The Miami Herald

Miami Marlins’ pitching unravels again in 12-5 loss to Blue Jays

Over the first two months of the season, Chad Gaudin was lucky if he broke a sweat on most nights.

Now, it feels like he’s getting up and warming up in the Marlins bullpen almost every day.

The 29-year-old right-handed long reliever, who made just nine appearances over the team’s first 51 games, was back on the mound for the eighth time this month on Friday night. And just like all of his previous appearances, he didn’t have a sponge large enough to clean up the Marlins’ latest mess.

After making quick work of starter Anibal Sanchez and scoring six runs off him in just 3 1/3 innings, the Toronto Blue Jays tagged reliever Ryan Webb for six more on their way to a 12-5 victory in front of 22,387 at Marlins Park.

“When you combine walks with power, it’s not a good combination,” Marlins manager Ozzie Guillen said. “[Sanchez] couldn’t find the strike zone and left a lot of pitches up in the strike zone and when you do that against the Toronto Blue Jays, they’re going to do some damage.

“Hopefully, one of these days of my starting pitchers will go at least six innings.”

The Marlins, tied for first place in the NL East on June 3, fell to 33-37 and eight games out after having lost for the 14th time in their past 16 games. As bad as they’ve been at the plate (they have scored a National League-worst 55 runs in June), their starting rotation has gone 3-14 with a combined ERA of 6.24.

Sanchez, who was 3-3 with a 2.56 ERA at the end of May, lost for the third time in his past four starts. He has given up 20 earned runs over his past 22 1/3 innings as is ERA has ballooned to 3.94. Friday’s start, which featured four walks and seven hits allowed, was his shortest since Aug. 10 of last year.

“I had a very good feeling,’’ Sanchez said. “Everything was coming good. I had a good bullpen and I was feeling good in the warmups and then everything changed in the game. I got behind in the counts. I gave up walks in a bad situation. Right now I just turn to the page, keep working and make adjustments.”

It took the Blue Jays (36-34) just four pitches to jump on Sanchez and grab the lead for starter Ricky Romero, who went seven innings and gave up seven hits and four earned runs to improve to 8-1.

Brett Lawrie, who had three hits off Sanchez, started the game with a leadoff triple down the right-field line and quickly gave Toronto a 1-0 lead when he scored on Colby Rasmus’ groundout to short.

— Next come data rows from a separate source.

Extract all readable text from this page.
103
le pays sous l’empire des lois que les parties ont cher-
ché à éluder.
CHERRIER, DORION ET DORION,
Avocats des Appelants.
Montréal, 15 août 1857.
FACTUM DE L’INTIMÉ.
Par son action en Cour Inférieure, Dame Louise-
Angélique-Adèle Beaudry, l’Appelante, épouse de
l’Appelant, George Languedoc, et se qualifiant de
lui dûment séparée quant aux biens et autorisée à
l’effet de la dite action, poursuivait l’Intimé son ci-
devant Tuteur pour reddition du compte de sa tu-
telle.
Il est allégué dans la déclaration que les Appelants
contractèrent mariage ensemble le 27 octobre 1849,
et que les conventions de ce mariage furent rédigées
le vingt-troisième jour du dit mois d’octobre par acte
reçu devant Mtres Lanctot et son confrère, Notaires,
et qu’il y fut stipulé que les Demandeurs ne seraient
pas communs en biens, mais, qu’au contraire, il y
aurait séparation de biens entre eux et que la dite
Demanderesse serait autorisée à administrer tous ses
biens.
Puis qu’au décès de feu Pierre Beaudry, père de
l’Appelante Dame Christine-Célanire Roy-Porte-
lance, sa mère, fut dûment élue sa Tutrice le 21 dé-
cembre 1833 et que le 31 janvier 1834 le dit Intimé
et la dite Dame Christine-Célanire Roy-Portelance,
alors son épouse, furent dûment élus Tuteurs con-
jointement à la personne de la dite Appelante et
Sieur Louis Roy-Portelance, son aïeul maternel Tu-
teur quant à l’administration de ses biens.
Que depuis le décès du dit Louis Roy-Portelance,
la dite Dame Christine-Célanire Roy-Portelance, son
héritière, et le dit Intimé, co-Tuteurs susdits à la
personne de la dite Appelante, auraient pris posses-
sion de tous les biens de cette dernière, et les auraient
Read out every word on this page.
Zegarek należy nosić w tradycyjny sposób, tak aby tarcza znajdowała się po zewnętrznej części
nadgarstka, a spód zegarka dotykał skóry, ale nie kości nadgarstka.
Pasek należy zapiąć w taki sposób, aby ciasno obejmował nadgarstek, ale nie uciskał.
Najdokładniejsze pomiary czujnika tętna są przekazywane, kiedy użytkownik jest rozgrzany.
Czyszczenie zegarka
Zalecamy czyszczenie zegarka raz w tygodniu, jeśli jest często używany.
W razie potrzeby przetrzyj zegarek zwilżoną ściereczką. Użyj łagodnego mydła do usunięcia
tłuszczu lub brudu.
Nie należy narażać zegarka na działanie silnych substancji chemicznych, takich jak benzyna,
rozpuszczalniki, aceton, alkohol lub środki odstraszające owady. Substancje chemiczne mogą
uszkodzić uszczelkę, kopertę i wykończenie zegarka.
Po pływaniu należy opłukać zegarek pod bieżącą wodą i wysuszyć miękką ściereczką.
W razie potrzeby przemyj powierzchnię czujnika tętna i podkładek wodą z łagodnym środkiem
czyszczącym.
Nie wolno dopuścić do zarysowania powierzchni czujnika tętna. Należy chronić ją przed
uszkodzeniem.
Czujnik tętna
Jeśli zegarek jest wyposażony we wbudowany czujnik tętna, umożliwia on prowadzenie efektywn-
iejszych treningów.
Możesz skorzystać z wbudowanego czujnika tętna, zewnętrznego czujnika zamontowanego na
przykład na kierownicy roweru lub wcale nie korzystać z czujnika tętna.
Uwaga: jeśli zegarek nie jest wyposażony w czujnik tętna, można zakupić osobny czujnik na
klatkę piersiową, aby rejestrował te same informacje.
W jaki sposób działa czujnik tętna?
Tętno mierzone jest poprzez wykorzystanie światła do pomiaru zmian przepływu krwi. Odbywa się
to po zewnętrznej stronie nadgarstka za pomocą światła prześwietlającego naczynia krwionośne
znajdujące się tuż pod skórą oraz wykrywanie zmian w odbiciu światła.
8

The Blue Jays scored twice more in the third, and then knocked Sanchez out in the fourth. After Sanchez walked Jose Bautista with the bases loaded to make it 4-0, manager Ozzie Guillen went out and took the ball. Gaudin then walked in another run himself before Kelly Johnson’s sacrifice fly made it 6-0.

After the Marlins trimmed that deficit to four, the Blue Jays pounded Webb for five runs in the sixth as they batted around. Bautista then hit his 23rd home run of the season off Webb in the seventh.

“Webb isn’t supposed to be out there for two innings,” Guillen said. “But he was because of the situation we’ve been in.”

If you’re looking for positives, there were a few for the Marlins:

• Giancarlo Stanton belted his 16th home run of the season and second in as many games — a 349-foot line drive, solo shot just over the wall in left.

• Hanley Ramirez had two hits and delivered his first RBI since June 3 — a span of 58 at-bats — with a two-out single to left in the fifth.

• Omar Infante, starting to pick up the offense over his past three games, hit his first home run since May 8, a two-run shot to left in the sixth.

• Gaby Sanchez had three hits, including his first home run since April 26, a solo blast to left in the eighth. He’s now 8 for 39 (.205) since being recalled from Triple A on June 10.

But where it matters most — the scoreboard — things aren’t changing yet.

“The pattern is if we’re down early, [and] there is no coming back,” Stanton said. “In May, we still got down and there was a confidence. Now, we’re down two or three early, and there’s no coming back. The energy, the fight, nothing is really there.

“We have to stop worrying about it. Don’t let it get in your head, have fun and remember this is a game.”